Coward is a moving short film war drama based on the tale of two cousins that leave the countryside of Ireland to fight in the First World War. In the brutally cold and unforgiving trench warfare of the battlegrounds of Ypres in Belgium 1917, two boyhood friends set out to find adventure. Instead they are victim to enemy fire by inner chauvinisms, politics and eventual discriminations of the British Army.
What makes Coward such a gripping short film is not just the action and violence it brings for the action junkies. It is the raw human nature that is lost with our protagonist Andrew (Martin McCann). The moral ambiguity or ambivalence is shaken to the core and the loss of innocence is always the first casualty. Even though he has been in many battles, it only takes one moment in one conflict to break the spirit of a soldier. Even after battles that are won or lost, there are no true winners in war. In the end, it is the dead that will see the end of war and for those who survived will be haunted.
Coward focuses its narrative drive in a time when soldiers were seen as deserters, cowards and disobedient. For the act of such cowardice, they were put on trial and even executed. At the time where psychological injury was unknown, Andrew’s journey was seen as a voyage to pusillanimity and loss of honour. In reality our protagonist’s sanity is pushed to the point of no return, as his innocence is stripped away from him; even though, in the eyes of his officers, he seemed an abled body. Sadly his mind was the victim of shellshock. The stresses of trench warfare and his position repeatedly shelled caused a mental break down, that left our Irish soldiers lost.

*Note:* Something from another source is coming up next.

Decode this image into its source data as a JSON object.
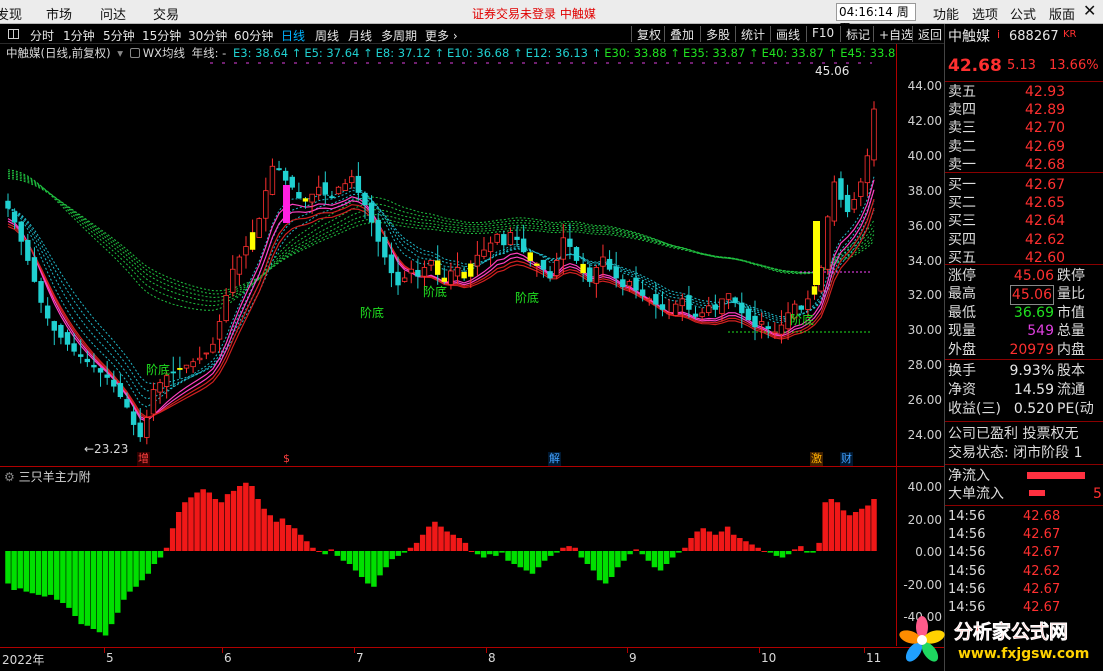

His fragile heart and innocent soul was broken by too much combat, death, devastation and to whoever saw this young man now, was not the same.
With a compelling narrative and touching story, director Dave Roddham had certainly made a powerful war film. It is no surprise when he has worked as special effects technician for both Steven Spielberg’s Saving Private Ryan (1998) and War Horse (2011). Its solid performance from a great cast, a subject that focuses on the untold stories of the horrors of WW1, gives Coward a tragically dark and thrilling short independent film.